- Cook Time
- Prep Time
- 2 cups cooked white rice, warmed
- 2 tablespoons rice vinegar
- 1 tablespoon vegetable oil
- 4 large eggs, beaten
- Salt and pepper
- 1 12 ounce can Spam Classic luncheon meat, split horizontally into 6 pieces, can reserved
- 3 tablespoons sugar
- 1 1/2 tablespoons oyster sauce
- 1 1/2 tablespoons soy sauce
- 3 sheets toasted nori (seaweed), halved lengthwise
Toss the rice with the vinegar. In a large nonstick skillet, heat the oil over medium-high heat. Season the eggs with salt and pepper and pour into the pan, swirling to cover the bottom. Pull the cooked eggs from the edge toward the center, swirling, and cook until set, 30 seconds. Slide onto a plate, flip back into the pan and cook for 10 seconds; transfer to a work surface. Cut into inch-wide strips.

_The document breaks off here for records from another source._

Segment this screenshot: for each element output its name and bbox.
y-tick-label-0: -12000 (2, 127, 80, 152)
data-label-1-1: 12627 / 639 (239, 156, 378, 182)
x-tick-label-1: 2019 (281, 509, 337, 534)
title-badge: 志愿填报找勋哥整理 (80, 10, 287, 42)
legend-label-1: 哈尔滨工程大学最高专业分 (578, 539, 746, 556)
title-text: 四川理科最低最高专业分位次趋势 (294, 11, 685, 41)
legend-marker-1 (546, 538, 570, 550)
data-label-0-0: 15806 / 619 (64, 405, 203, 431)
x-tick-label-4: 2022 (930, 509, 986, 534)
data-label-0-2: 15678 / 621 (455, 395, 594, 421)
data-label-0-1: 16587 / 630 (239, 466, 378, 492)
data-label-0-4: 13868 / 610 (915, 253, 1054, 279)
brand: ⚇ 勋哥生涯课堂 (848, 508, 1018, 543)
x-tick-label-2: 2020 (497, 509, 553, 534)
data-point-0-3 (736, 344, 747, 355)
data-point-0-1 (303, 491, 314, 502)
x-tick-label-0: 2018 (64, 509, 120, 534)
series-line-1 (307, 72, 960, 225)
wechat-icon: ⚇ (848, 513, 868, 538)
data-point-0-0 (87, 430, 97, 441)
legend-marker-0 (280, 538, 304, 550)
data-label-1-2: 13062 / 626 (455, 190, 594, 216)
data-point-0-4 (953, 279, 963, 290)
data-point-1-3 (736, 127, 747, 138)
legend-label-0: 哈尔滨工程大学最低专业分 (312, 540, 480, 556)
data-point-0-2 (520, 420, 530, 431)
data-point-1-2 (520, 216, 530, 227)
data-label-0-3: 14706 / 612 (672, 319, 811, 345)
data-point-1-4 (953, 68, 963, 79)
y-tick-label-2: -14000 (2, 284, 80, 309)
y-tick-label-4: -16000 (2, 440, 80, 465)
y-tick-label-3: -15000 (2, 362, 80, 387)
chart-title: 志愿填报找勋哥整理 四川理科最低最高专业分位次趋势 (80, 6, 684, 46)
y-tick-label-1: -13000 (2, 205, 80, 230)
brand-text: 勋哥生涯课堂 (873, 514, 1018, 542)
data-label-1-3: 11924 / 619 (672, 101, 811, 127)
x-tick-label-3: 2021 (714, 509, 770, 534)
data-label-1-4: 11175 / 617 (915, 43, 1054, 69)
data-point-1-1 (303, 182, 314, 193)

Add the Spam to the skillet and cook for 5 minutes. Whisk together the sugar, oyster sauce and soy sauce. Pour over the meat and cook for 1 minute. Transfer the meat to a work surface and brush some of the remaining glaze over the nori.
Arrange a bowl of water and the rice near the work surface. Line the reserved Spam can with plastic wrap. Press 1/3 cup rice into the can and layer with an egg strip and a slice of meat. Lift the filling out of the can and set crosswise in the center of a sheet of nori; fold the ends over, dampening the edges to seal. Repeat with the remaining ingredients. Serve whole or sliced crosswise into 3/4-inch pieces.